From the very outset it appeared quite obvious that the profundity of the novel was in no way reflected in the movie shot in 1974. Incidentally, only a handful of the so-called cinema pundits deemed that vision of the novel successful, whereas the vast majority of revered critics dubbed it the worst out of the four versions of “The Great Gatsby”. On the other hand, we can surely pick out a bunch of daft venal pressmen who would have scribbled epithets like “dazzling” or, say, “mindboggling” in reference to the movie under consideration, and it will also be a point, yet it is utterly up to a certain viewer to rate the product. The rest of the geeky movie just proved the maiden evaluation right.

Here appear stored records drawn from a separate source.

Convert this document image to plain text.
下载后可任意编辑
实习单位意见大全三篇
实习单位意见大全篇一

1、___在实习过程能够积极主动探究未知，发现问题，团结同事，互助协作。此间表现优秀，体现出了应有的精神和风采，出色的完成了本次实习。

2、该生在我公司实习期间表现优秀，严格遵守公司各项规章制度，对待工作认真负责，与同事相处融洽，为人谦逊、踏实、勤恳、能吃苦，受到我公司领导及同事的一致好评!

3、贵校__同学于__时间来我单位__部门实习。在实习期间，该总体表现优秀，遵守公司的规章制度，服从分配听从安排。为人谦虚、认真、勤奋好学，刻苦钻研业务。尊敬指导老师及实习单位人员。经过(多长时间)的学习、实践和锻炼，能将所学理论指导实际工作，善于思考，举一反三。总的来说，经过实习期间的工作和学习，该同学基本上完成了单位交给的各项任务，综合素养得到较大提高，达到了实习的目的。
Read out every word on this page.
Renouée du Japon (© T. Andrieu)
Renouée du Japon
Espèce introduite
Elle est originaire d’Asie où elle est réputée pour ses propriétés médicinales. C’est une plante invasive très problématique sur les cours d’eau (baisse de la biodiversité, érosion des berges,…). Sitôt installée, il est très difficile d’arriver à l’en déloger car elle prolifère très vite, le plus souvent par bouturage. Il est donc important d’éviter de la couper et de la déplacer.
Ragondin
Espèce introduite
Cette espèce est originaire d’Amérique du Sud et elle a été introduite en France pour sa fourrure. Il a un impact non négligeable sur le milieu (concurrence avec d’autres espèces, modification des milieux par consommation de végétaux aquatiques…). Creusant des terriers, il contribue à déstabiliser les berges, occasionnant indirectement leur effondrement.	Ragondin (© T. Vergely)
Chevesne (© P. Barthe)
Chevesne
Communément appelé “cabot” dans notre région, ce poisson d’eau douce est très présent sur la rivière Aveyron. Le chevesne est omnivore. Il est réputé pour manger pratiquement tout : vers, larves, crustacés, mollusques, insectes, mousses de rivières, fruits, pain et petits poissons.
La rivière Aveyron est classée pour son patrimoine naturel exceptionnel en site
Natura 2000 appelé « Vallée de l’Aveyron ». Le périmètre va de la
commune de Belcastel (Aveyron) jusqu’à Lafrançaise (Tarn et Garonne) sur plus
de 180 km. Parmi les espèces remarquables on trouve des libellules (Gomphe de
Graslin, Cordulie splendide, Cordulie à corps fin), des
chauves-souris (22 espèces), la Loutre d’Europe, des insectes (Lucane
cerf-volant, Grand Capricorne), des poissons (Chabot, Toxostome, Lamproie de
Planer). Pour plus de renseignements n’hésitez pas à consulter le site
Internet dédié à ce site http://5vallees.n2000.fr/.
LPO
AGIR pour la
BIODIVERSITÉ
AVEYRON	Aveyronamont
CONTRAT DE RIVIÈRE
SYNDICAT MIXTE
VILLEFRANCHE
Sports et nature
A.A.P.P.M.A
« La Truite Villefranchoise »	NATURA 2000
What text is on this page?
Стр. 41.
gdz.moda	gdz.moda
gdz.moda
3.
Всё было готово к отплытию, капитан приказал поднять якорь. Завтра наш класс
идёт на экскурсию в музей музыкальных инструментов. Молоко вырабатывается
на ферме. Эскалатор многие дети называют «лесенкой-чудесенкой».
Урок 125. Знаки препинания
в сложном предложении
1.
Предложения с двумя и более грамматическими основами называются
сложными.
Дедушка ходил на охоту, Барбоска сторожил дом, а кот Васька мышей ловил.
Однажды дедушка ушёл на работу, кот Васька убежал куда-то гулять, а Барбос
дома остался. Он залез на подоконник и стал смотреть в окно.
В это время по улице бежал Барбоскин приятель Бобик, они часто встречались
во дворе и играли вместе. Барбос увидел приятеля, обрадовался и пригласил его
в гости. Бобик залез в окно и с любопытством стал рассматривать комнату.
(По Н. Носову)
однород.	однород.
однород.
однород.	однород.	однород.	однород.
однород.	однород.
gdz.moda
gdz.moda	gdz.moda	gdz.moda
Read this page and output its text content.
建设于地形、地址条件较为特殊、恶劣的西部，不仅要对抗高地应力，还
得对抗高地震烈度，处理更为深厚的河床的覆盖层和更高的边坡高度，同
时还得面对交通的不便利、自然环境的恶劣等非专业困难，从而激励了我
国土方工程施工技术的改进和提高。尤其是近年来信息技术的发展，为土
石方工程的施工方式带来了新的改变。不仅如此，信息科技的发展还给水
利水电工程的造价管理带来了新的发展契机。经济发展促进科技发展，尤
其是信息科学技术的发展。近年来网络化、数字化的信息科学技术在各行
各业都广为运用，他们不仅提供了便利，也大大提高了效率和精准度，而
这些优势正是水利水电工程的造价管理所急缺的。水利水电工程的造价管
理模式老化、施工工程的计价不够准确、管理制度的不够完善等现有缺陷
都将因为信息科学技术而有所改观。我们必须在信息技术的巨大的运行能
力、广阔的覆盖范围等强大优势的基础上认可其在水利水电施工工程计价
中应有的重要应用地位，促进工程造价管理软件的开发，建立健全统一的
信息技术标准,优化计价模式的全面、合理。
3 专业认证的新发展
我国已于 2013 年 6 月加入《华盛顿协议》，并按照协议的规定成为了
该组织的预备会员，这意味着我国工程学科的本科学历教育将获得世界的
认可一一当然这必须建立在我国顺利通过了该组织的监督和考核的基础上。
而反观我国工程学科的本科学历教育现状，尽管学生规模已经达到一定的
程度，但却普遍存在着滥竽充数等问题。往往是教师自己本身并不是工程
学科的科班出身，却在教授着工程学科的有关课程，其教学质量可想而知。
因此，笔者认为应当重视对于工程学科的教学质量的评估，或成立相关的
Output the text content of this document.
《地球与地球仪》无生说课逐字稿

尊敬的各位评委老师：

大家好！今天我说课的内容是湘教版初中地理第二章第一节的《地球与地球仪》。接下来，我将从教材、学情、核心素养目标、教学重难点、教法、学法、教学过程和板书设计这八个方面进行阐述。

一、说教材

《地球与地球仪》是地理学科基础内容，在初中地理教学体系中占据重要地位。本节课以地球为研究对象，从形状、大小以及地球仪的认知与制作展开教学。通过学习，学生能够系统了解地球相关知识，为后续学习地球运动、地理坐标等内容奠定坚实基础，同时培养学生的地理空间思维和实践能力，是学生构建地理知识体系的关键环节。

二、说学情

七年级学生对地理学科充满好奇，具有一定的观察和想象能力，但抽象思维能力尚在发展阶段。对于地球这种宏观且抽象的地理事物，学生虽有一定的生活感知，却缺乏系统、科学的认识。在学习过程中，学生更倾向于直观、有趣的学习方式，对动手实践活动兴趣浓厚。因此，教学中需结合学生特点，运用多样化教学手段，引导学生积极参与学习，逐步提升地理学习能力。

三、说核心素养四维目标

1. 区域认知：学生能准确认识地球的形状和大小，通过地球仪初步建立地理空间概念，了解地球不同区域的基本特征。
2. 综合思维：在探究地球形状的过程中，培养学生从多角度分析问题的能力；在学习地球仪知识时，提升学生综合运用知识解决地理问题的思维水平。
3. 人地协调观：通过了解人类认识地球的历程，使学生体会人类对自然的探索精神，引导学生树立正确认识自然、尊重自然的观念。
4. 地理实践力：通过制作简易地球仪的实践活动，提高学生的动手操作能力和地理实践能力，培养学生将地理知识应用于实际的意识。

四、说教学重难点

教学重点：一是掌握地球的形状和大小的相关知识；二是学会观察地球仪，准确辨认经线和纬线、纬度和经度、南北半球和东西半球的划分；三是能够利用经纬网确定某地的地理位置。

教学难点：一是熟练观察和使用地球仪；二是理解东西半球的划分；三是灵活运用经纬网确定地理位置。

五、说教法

The directors screwed up to unveil the gist of the novel and to anyhow depict the chasm, that stark contrast between the East and the West of the country of boundless opportunities. Nor did they manage to toss up an appropriate cast.

Instead, what we got was a piece of sobby stuff highlighting the ritzy and glitzy lifetime of American wheeler-dealers of aristocratic mold. To make matters worse, some of the protagonists were truly misleading, for they didn’t match the characters of the book, like Jordan, an ordinary babe of the 20s according to the script, was portrayed almost as a gorgeous pin-up.

After watching one and the same scene of high-octane partying I got the impression of the director as of the one who superficially focused attention on those wild throngings featuring boisterous sprees of activities of those rich playboys of the 20s who whiled away their time in a bevy of leggy chicks and with a decent drink, to boot. Thus, if you are prone to those louche-living ideals that story will meticulously display it to you.

To sum it all up, the movie “The Great Gatsby” failed to strike a chord with my mood and reflections on reading the book. The movie emerged a commonplace for the greedy movie-guzzlers, those avid cinema freaks who don’t care about the ideas, the literary or philosophical insight but carry on watching whatever they are offered. That target audience somehow even resembles the protagonists of the on-screen “The Great Gatsby.” Hopefully, the best version of the novel is yet to be released.